User account provisioning is a business process for creating and managing access to resources in an information technology (IT) system. To be effective, an account provisioning process should ensure that the creation of accounts and access to software and data is consistent and simple to administer.
User provisioning has become a critical problem for enterprises looking to lower the administrative burdens of account management, while also trying to reduce risk. The level of complexity of a provisioning process is typically related to the level of risk associated with the resources that will be accessed by the user.
Types of user account provisioning include:
Discretionary account provisioning - allows a network administrator to decide for himself which applications and data the end user should be able to access. A discretionary approach is often used in small or mid-sized companies.
Self-service account provisioning - allows users to participate in some aspects of the provisioning process in order to reduce the administrator's overhead. Typically, users are able to request an account and manage their own passwords.

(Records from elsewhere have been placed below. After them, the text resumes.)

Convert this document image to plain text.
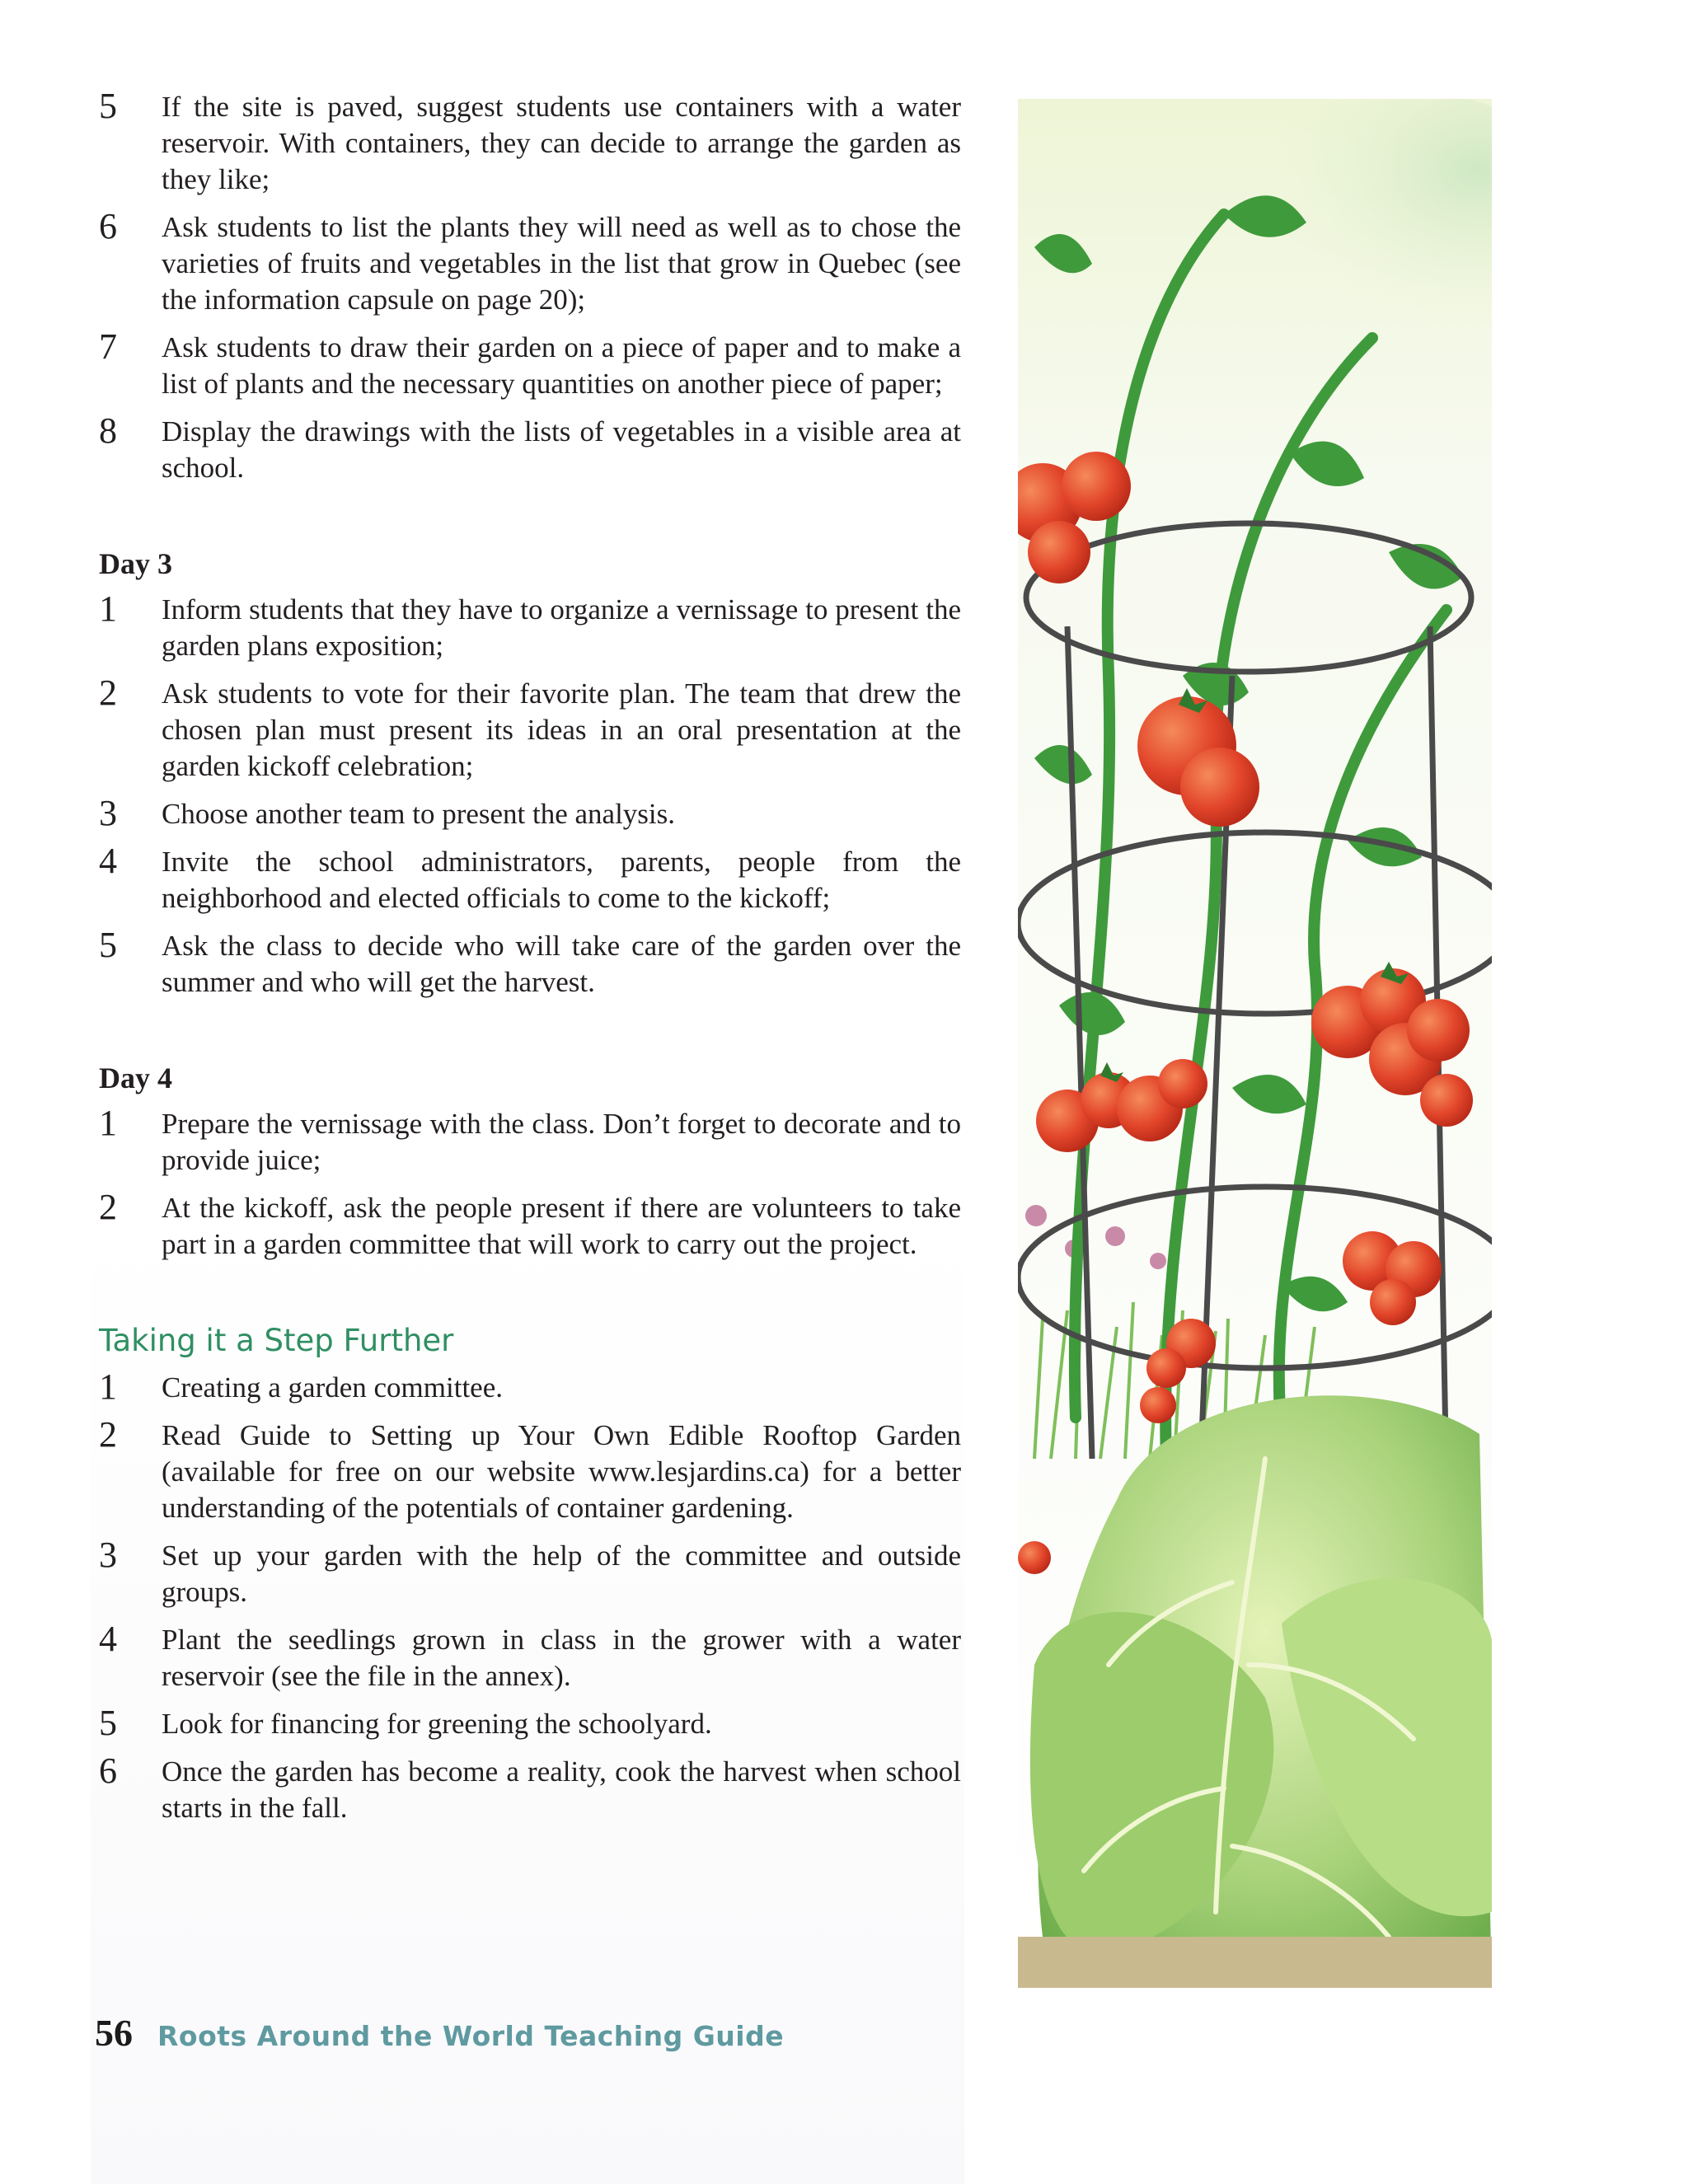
5 If the site is paved, suggest students use containers with a water reservoir. With containers, they can decide to arrange the garden as they like;
6 Ask students to list the plants they will need as well as to chose the varieties of fruits and vegetables in the list that grow in Quebec (see the information capsule on page 20);
7 Ask students to draw their garden on a piece of paper and to make a list of plants and the necessary quantities on another piece of paper;
8 Display the drawings with the lists of vegetables in a visible area at school.
Day 3
1 Inform students that they have to organize a vernissage to present the garden plans exposition;
2 Ask students to vote for their favorite plan. The team that drew the chosen plan must present its ideas in an oral presentation at the garden kickoff celebration;
3 Choose another team to present the analysis.
4 Invite the school administrators, parents, people from the neighborhood and elected officials to come to the kickoff;
5 Ask the class to decide who will take care of the garden over the summer and who will get the harvest.
Day 4
1 Prepare the vernissage with the class. Don’t forget to decorate and to provide juice;
2 At the kickoff, ask the people present if there are volunteers to take part in a garden committee that will work to carry out the project.
Taking it a Step Further
1 Creating a garden committee.
2 Read Guide to Setting up Your Own Edible Rooftop Garden (available for free on our website www.lesjardins.ca) for a better understanding of the potentials of container gardening.
3 Set up your garden with the help of the committee and outside groups.
4 Plant the seedlings grown in class in the grower with a water reservoir (see the file in the annex).
5 Look for financing for greening the schoolyard.
6 Once the garden has become a reality, cook the harvest when school starts in the fall.
56 Roots Around the World Teaching Guide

Workflow-based account provisioning - gathers the required approvals from the designated approvers before granting a user access to an application or data. For example, the business rules in a finance application might require that every new account request be approved by the company's Chief Financial Officer (CFO).
Automated account provisioning -- requires every account to be added the same way through an interface in a centralized managment application. This streamlines the process of adding and managing user credentials and provides administrators with the most accurate way to track who has access to specific applications and data sources.